The argument from Comparative Ethnology in support of the view that the tendency of mankind is upward has received strength from many sources. Comparative Philology shows that in the less civilized, barbarous, and savage races childish forms of speech prevail--frequent reduplications and the like, of which we have survivals in the later and even in the most highly developed languages. In various languages, too, we find relics of ancient modes of thought in the simplest words and expressions used for arithmetical calculations. Words and phrases for this purpose are frequently found to be derived from the words for hands, feet, fingers, and toes, just as clearly as in our own language some of our simplest measures of length are shown by their names to have been measures of parts of the human body, as the cubit, the foot, and the like, and therefore to date from a time when exactness was not required. To add another out of many examples, it is found to-day that various rude nations go through the simplest arithmetical processes by means of pebbles. Into our own language, through the Latin, has come a word showing that our distant progenitors reckoned in this way: the word _calculate_ gives us an absolute proof of this. According to the theory of the Duke of Argyll, men ages ago used pebbles (_calculi_) in performing the simplest arithmetical calculations because we to-day "_calculate_." No reduction to absurdity could be more thorough. The simple fact must be that we "calculate" because our remote ancestors used pebbles in their arithmetic.

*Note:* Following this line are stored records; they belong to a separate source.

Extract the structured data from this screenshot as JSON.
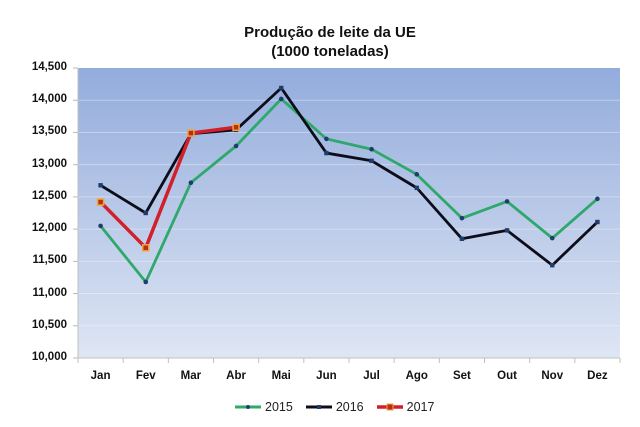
{
  "chart_data": {
    "type": "line",
    "title": "Produção de leite da UE",
    "subtitle": "(1000 toneladas)",
    "xlabel": "",
    "ylabel": "",
    "categories": [
      "Jan",
      "Fev",
      "Mar",
      "Abr",
      "Mai",
      "Jun",
      "Jul",
      "Ago",
      "Set",
      "Out",
      "Nov",
      "Dez"
    ],
    "series": [
      {
        "name": "2015",
        "color": "#2ea86b",
        "marker_color": "#1f3d6b",
        "values": [
          12050,
          11180,
          12720,
          13290,
          14020,
          13400,
          13240,
          12850,
          12170,
          12430,
          11860,
          12470
        ]
      },
      {
        "name": "2016",
        "color": "#0d0d1a",
        "marker_color": "#1f3d6b",
        "values": [
          12680,
          12250,
          13480,
          13540,
          14190,
          13180,
          13060,
          12640,
          11850,
          11980,
          11440,
          12110
        ]
      },
      {
        "name": "2017",
        "color": "#d1202a",
        "marker_color": "#f2a33a",
        "values": [
          12420,
          11710,
          13490,
          13580,
          null,
          null,
          null,
          null,
          null,
          null,
          null,
          null
        ]
      }
    ],
    "ylim": [
      10000,
      14500
    ],
    "yticks": [
      "14,500",
      "14,000",
      "13,500",
      "13,000",
      "12,500",
      "12,000",
      "11,500",
      "11,000",
      "10,500",
      "10,000"
    ],
    "ytick_values": [
      14500,
      14000,
      13500,
      13000,
      12500,
      12000,
      11500,
      11000,
      10500,
      10000
    ],
    "grid": true,
    "legend_position": "bottom",
    "background_gradient": [
      "#93acdc",
      "#dfe6f4"
    ]
  }
}
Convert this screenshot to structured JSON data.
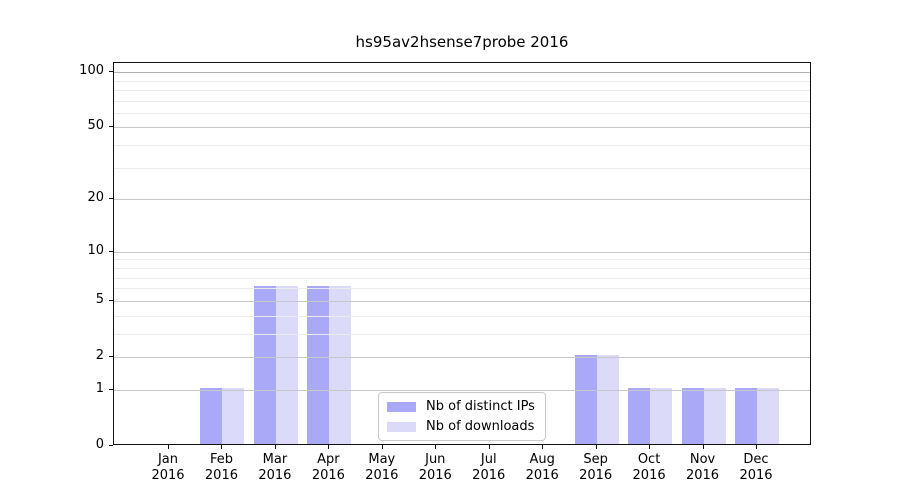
{
  "figure": {
    "title": "hs95av2hsense7probe 2016"
  },
  "chart_data": {
    "type": "bar",
    "title": "hs95av2hsense7probe 2016",
    "categories": [
      "Jan 2016",
      "Feb 2016",
      "Mar 2016",
      "Apr 2016",
      "May 2016",
      "Jun 2016",
      "Jul 2016",
      "Aug 2016",
      "Sep 2016",
      "Oct 2016",
      "Nov 2016",
      "Dec 2016"
    ],
    "series": [
      {
        "name": "Nb of distinct IPs",
        "color": "#a9a9f7",
        "values": [
          0,
          1,
          6,
          6,
          0,
          0,
          0,
          0,
          2,
          1,
          1,
          1
        ]
      },
      {
        "name": "Nb of downloads",
        "color": "#dbdbf9",
        "values": [
          0,
          1,
          6,
          6,
          0,
          0,
          0,
          0,
          2,
          1,
          1,
          1
        ]
      }
    ],
    "xlabel": "",
    "ylabel": "",
    "y_axis": {
      "scale": "log1p",
      "ticks": [
        0,
        1,
        2,
        5,
        10,
        20,
        50,
        100
      ],
      "minor_ticks": [
        3,
        4,
        6,
        7,
        8,
        9,
        30,
        40,
        60,
        70,
        80,
        90
      ],
      "ylim": [
        0,
        112
      ]
    },
    "x_axis": {
      "tick_labels_line2": "2016"
    },
    "legend": {
      "position": "lower center",
      "entries": [
        "Nb of distinct IPs",
        "Nb of downloads"
      ]
    },
    "grid": "both",
    "colors": {
      "grid_major": "#c8c8c8",
      "grid_major_dark": "#b3b3b3",
      "grid_minor": "#ebebeb",
      "axis": "#111111",
      "text": "#000000"
    }
  }
}
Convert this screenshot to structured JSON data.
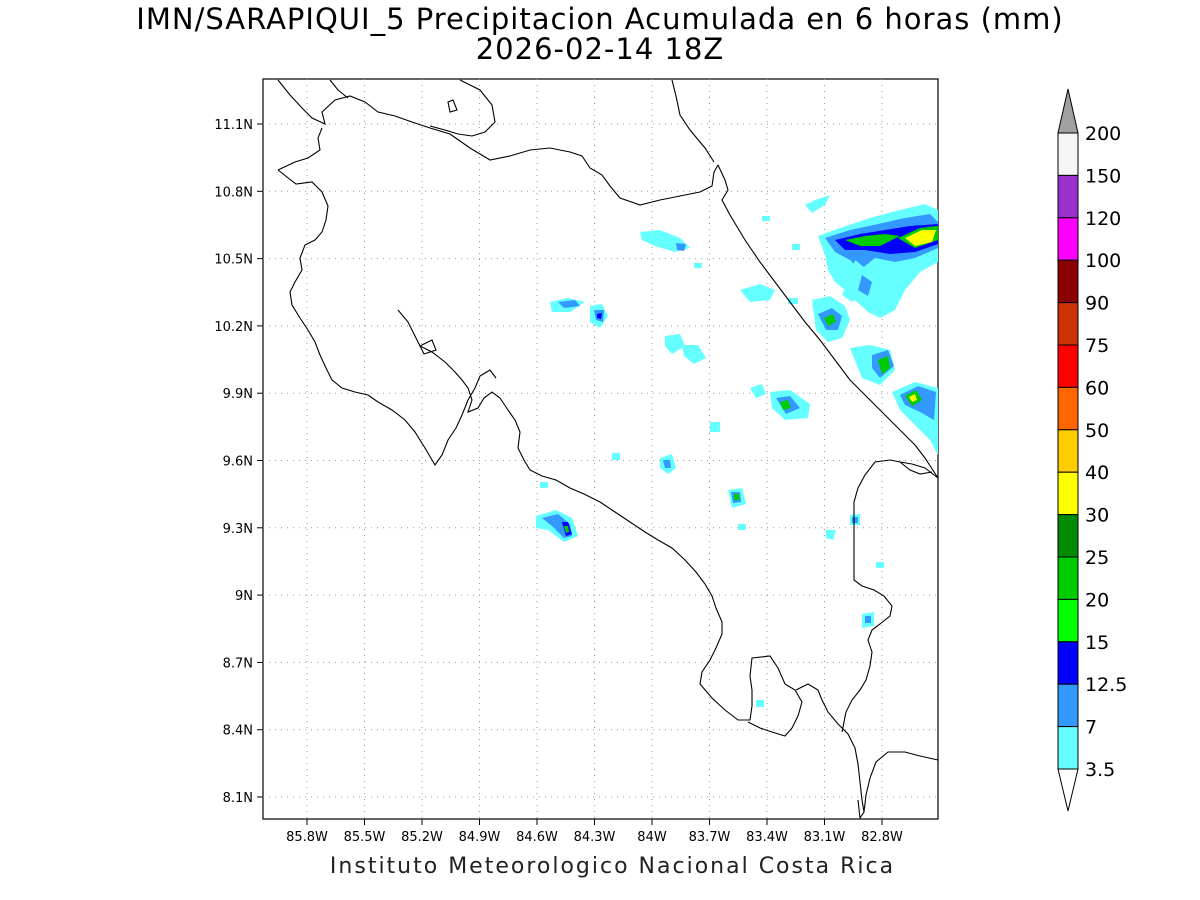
{
  "header": {
    "title_line1": "IMN/SARAPIQUI_5 Precipitacion Acumulada en 6 horas (mm)",
    "title_line2": "2026-02-14 18Z"
  },
  "footer": {
    "credit": "Instituto Meteorologico Nacional Costa Rica"
  },
  "map": {
    "x_ticks": [
      "85.8W",
      "85.5W",
      "85.2W",
      "84.9W",
      "84.6W",
      "84.3W",
      "84W",
      "83.7W",
      "83.4W",
      "83.1W",
      "82.8W"
    ],
    "y_ticks": [
      "11.1N",
      "10.8N",
      "10.5N",
      "10.2N",
      "9.9N",
      "9.6N",
      "9.3N",
      "9N",
      "8.7N",
      "8.4N",
      "8.1N"
    ],
    "grid": "dotted",
    "projection": "lat-lon"
  },
  "colorbar": {
    "levels": [
      {
        "label": "200",
        "color": "#a0a0a0"
      },
      {
        "label": "150",
        "color": "#f5f5f5"
      },
      {
        "label": "120",
        "color": "#9932cc"
      },
      {
        "label": "100",
        "color": "#ff00ff"
      },
      {
        "label": "90",
        "color": "#8b0000"
      },
      {
        "label": "75",
        "color": "#cc3300"
      },
      {
        "label": "60",
        "color": "#ff0000"
      },
      {
        "label": "50",
        "color": "#ff6600"
      },
      {
        "label": "40",
        "color": "#ffcc00"
      },
      {
        "label": "30",
        "color": "#ffff00"
      },
      {
        "label": "25",
        "color": "#008b00"
      },
      {
        "label": "20",
        "color": "#00cc00"
      },
      {
        "label": "15",
        "color": "#00ff00"
      },
      {
        "label": "12.5",
        "color": "#0000ff"
      },
      {
        "label": "7",
        "color": "#3399ff"
      },
      {
        "label": "3.5",
        "color": "#66ffff"
      }
    ],
    "lowest_triangle_color": "#ffffff"
  }
}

Comparative Literature and Folklore also show among peoples of a low culture to-day childish modes of viewing nature, and childish ways of expressing the relations of man to nature, such as clearly survive from a remote ancestry; noteworthy among these are the beliefs in witches and fairies, and multitudes of popular and poetic expressions in the most civilized nations.
So,too, Comparative Ethnography, the basis of Ethnology, shows in contemporary barbarians and savages a childish love of playthings and games, of which we have many survivals.

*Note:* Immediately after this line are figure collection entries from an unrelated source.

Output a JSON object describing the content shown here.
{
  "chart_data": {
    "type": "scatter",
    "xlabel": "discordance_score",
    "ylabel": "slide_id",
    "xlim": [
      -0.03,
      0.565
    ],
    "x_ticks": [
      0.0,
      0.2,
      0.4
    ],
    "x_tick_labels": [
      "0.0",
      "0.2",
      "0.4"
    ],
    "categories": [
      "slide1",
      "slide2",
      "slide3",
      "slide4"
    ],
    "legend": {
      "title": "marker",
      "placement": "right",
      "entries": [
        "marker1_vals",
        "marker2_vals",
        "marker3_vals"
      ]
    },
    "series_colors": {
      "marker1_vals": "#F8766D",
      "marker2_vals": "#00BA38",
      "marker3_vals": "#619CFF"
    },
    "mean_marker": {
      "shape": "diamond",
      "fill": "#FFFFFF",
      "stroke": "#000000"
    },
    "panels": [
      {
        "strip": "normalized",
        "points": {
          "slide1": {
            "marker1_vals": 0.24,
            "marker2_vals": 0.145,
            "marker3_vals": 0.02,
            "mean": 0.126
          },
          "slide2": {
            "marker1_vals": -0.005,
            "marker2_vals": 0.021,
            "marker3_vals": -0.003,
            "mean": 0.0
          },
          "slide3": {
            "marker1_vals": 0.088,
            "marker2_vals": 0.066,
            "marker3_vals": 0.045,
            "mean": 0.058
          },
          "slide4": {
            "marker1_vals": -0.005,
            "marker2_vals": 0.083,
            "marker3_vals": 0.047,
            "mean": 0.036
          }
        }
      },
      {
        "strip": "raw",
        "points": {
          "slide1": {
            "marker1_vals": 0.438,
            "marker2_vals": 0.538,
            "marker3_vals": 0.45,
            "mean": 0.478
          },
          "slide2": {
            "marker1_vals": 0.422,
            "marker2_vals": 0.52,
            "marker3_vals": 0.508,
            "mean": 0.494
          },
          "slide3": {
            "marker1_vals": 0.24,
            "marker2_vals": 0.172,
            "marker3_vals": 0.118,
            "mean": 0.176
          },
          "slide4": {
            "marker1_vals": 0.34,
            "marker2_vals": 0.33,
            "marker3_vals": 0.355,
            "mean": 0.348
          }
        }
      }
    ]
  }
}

All these facts, which were at first unobserved or observed as matters of no significance, have been brought into connection with a fact in biology acknowledged alike by all important schools; by Agassiz on one hand and by Darwin on the other--namely, as stated by Agassiz, that "the young states of each species and group resemble older forms of the same group," or, as stated by Darwin, that "in two or more groups of animals, however much they may at first differ from each other in structure and habits, if they pass through closely similar embryonic stages, we may feel almost assured that they have descended from the same parent form, and are therefore closely related."